契丹大军从祁县城下过完,又走了两日。
这两日里,耶律阮的心情好了不少。
从太原南下以来,一路畅通无阻。
清源的扶危军没敢动,祁县的护圣军没敢动,建雄和昭义两镇节度使的军队也没敢动。
他就这么带着七万人马,大摇大摆地穿过了太原以南的地段,没有遇到任何抵抗。
这种感觉,就像是走在自家的牧场上,想往哪儿走就往哪儿走。
可这种畅通不会持续太久。
出了河东,就是中原腹地。
那里有汴梁,有洛阳,有汉人最富庶的地方,也有汉人最美丽的女人。
但是。
沈冽虽然被他甩在了身后,可郭威还在镇州,耶律洼还在滹沱河跟他耗着。
如果他不能尽快在中原打开局面,若是沈冽真的从忻州追下来,他的处境会更加艰难。
所以耶律阮在做一件事。
整合一切可以整合的力量。
他手里虽说有五万契丹骑兵,但这是他的底牌,不能轻易打出去。
战争需要炮灰,需要步卒,需要那些可以用来攻城拔寨、消耗敌人兵力的人。
刘崇的两万河东军就是这种角色。
可刘崇的兵太少了,也太散了,不够用。
于是他想到了刘崇的部下。
刘继业。
刘继业在孝义,手里还有一万多河东精锐。
这一万多人,是刘崇最后的家底。
耶律阮在太原的时候,就想把刘继业调过来。
可那时候刘继业被扶危军和护圣军堵在南边,动弹不得。
现在契丹大军南下,正好路过孝义。
只要刘继业愿意跟着走,这一万多人就能并入他的大军,成为南下的一支重要力量。
更重要的是,刘继业这个人。耶律阮在太原的时候听刘崇说过,刘继业本姓杨,叫杨重贵,是刘崇的养子,也是河东能力前列的将领。

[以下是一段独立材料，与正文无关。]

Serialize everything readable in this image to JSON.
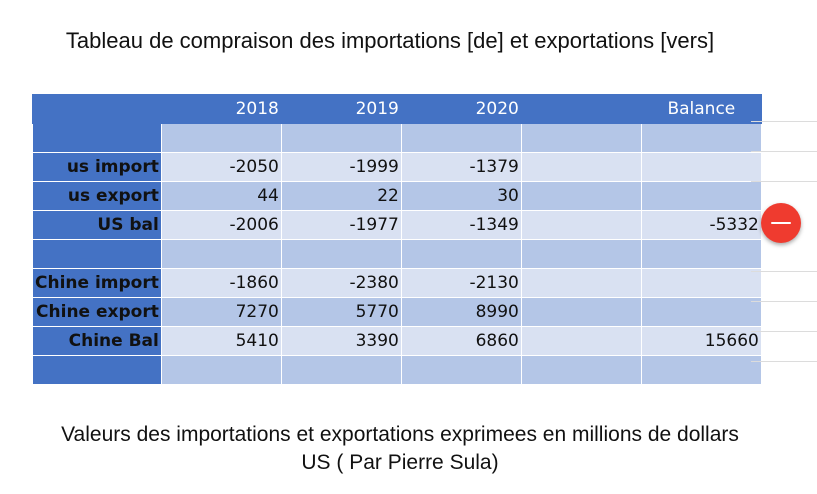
{
  "title": "Tableau de compraison des importations [de]  et exportations [vers]",
  "columns": [
    "",
    "2018",
    "2019",
    "2020",
    "",
    "Balance"
  ],
  "rows": [
    {
      "label": "",
      "values": [
        "",
        "",
        "",
        "",
        ""
      ],
      "shade": "dark"
    },
    {
      "label": "us import",
      "values": [
        "-2050",
        "-1999",
        "-1379",
        "",
        ""
      ],
      "shade": "light"
    },
    {
      "label": "us export",
      "values": [
        "44",
        "22",
        "30",
        "",
        ""
      ],
      "shade": "dark"
    },
    {
      "label": "US bal",
      "values": [
        "-2006",
        "-1977",
        "-1349",
        "",
        "-5332"
      ],
      "shade": "light"
    },
    {
      "label": "",
      "values": [
        "",
        "",
        "",
        "",
        ""
      ],
      "shade": "dark"
    },
    {
      "label": "Chine import",
      "values": [
        "-1860",
        "-2380",
        "-2130",
        "",
        ""
      ],
      "shade": "light"
    },
    {
      "label": "Chine export",
      "values": [
        "7270",
        "5770",
        "8990",
        "",
        ""
      ],
      "shade": "dark"
    },
    {
      "label": "Chine Bal",
      "values": [
        "5410",
        "3390",
        "6860",
        "",
        "15660"
      ],
      "shade": "light"
    },
    {
      "label": "",
      "values": [
        "",
        "",
        "",
        "",
        ""
      ],
      "shade": "dark"
    }
  ],
  "footer": "Valeurs des importations et exportations  exprimees en millions de dollars US ( Par Pierre Sula)",
  "icons": {
    "remove": "minus-circle-icon"
  },
  "colors": {
    "header": "#4472c4",
    "dark": "#b4c6e7",
    "light": "#d9e1f2",
    "remove": "#ef3b2f"
  }
}
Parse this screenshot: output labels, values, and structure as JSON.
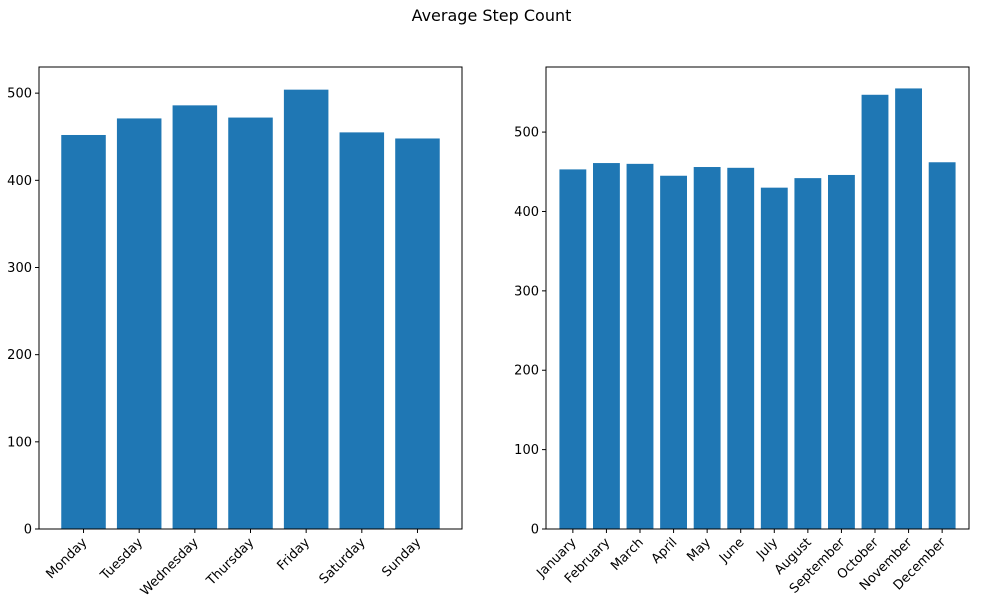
{
  "figure": {
    "title": "Average Step Count"
  },
  "chart_data": [
    {
      "type": "bar",
      "title": "",
      "xlabel": "",
      "ylabel": "",
      "categories": [
        "Monday",
        "Tuesday",
        "Wednesday",
        "Thursday",
        "Friday",
        "Saturday",
        "Sunday"
      ],
      "values": [
        452,
        471,
        486,
        472,
        504,
        455,
        448
      ],
      "ylim": [
        0,
        530
      ],
      "yticks": [
        0,
        100,
        200,
        300,
        400,
        500
      ],
      "bar_color": "#1f77b4",
      "grid": false
    },
    {
      "type": "bar",
      "title": "",
      "xlabel": "",
      "ylabel": "",
      "categories": [
        "January",
        "February",
        "March",
        "April",
        "May",
        "June",
        "July",
        "August",
        "September",
        "October",
        "November",
        "December"
      ],
      "values": [
        453,
        461,
        460,
        445,
        456,
        455,
        430,
        442,
        446,
        547,
        555,
        462
      ],
      "ylim": [
        0,
        582
      ],
      "yticks": [
        0,
        100,
        200,
        300,
        400,
        500
      ],
      "bar_color": "#1f77b4",
      "grid": false
    }
  ]
}
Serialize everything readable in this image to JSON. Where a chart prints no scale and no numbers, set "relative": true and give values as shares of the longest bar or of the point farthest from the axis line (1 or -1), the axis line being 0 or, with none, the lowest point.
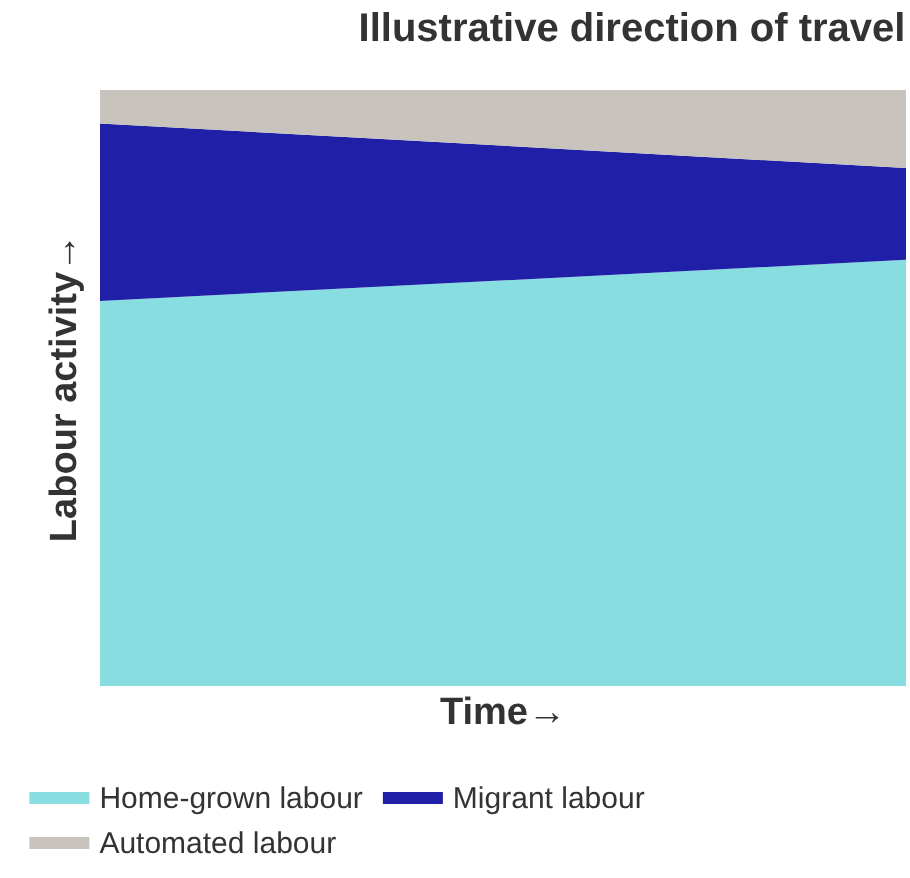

他在汾州用一场伏击战打残了石守信的龙栖军,把沈冽的北伐计划搅得一塌糊涂。
这样的人,如果能为他所用,比几万个普通士卒都有用。
风过汾水两岸。
刘继业站在城墙上,远远地就能看到一条黑线在平原上,那是契丹大军的前锋。
再往远看,是无边无际的烟尘,遮蔽了半边天空。
七万人马,数万匹战马,这样的阵势,很多人一辈子都没见过。
杨重训走到他身边,压低声音道。
“兄长,契丹人派人来了。刘节帅的信使也来了,说是....要我们烧城,带着兵跟他们南下。”
刘继业没有回头,只是问了一句:“刘节帅....是自愿的?”
杨重训沉默了一会儿,说:“信使说,节帅在太原....契丹人烧了太原城,节帅跟着耶律阮南下了。太原的百姓....死了很多。”
刘继业不由一时无言,但也并未怪刘崇。
因为在那种情况下,刘崇没有别的选择。
可他自然也不认同刘崇的选择。
“信使还在下面等着。”杨重训说。
刘继业微微颔首,随即转过身朝城下走去。
节度使府的正堂里,摆着一张长案,案上放着茶水,刘崇的信使坐在客位上,面前茶碗里的水已经凉了,他倒是没敢喝。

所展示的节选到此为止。